Search code examples
apache-flinkflink-streaming

How to connect more than 2 streams in Flink?


I've 3 keyed data streams of different types.

DataStream<A> first;
DataStream<B> second;
DataStream<C> third;

Each stream has its own processing logic defined and share a state between them. I want to connect these 3 streams triggering the respective processing functions whenever data is available in any stream.
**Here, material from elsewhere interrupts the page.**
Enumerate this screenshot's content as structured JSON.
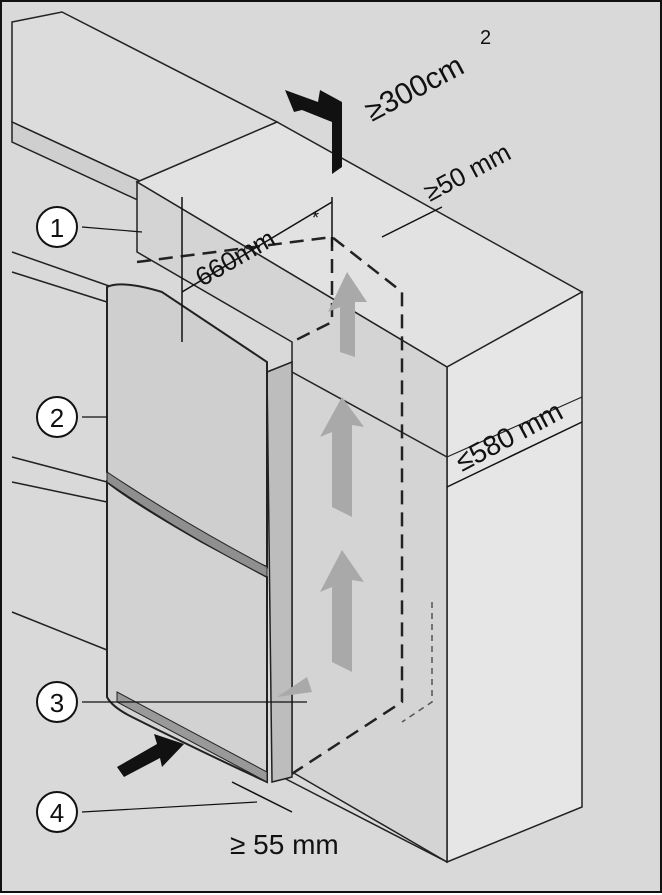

Connect on two streams is possible.

first.connect(second).process(<CoProcessFunction>)

I can't use union (allows multiple data stream) as the types are different. I want to avoid creating a wrapper and convert all the streams into the same type.


Solution

  • The wrapper approach isn't too bad, really. You can create an EitherOfThree<T1, T2, T3> wrapper class that's similar to Flink's existing Either<Left, Right>, and then process a stream of those records in a single function. Something like:

        DataStream <EitherOfThree<A,B,C>> combo = first.map(r -> new EitherOfThree<A,B,C>(r, null, null))
            .union(second.map(r -> new EitherOfThree<A,B,C>(null, r, null)))
            .union(third.map(r -> new EitherOfThree<A,B,C>(null, null, r)));
        combo.process(new MyProcessFunction());
    

    Flink's Either class has a more elegant implementation, but for your use case something simple should work.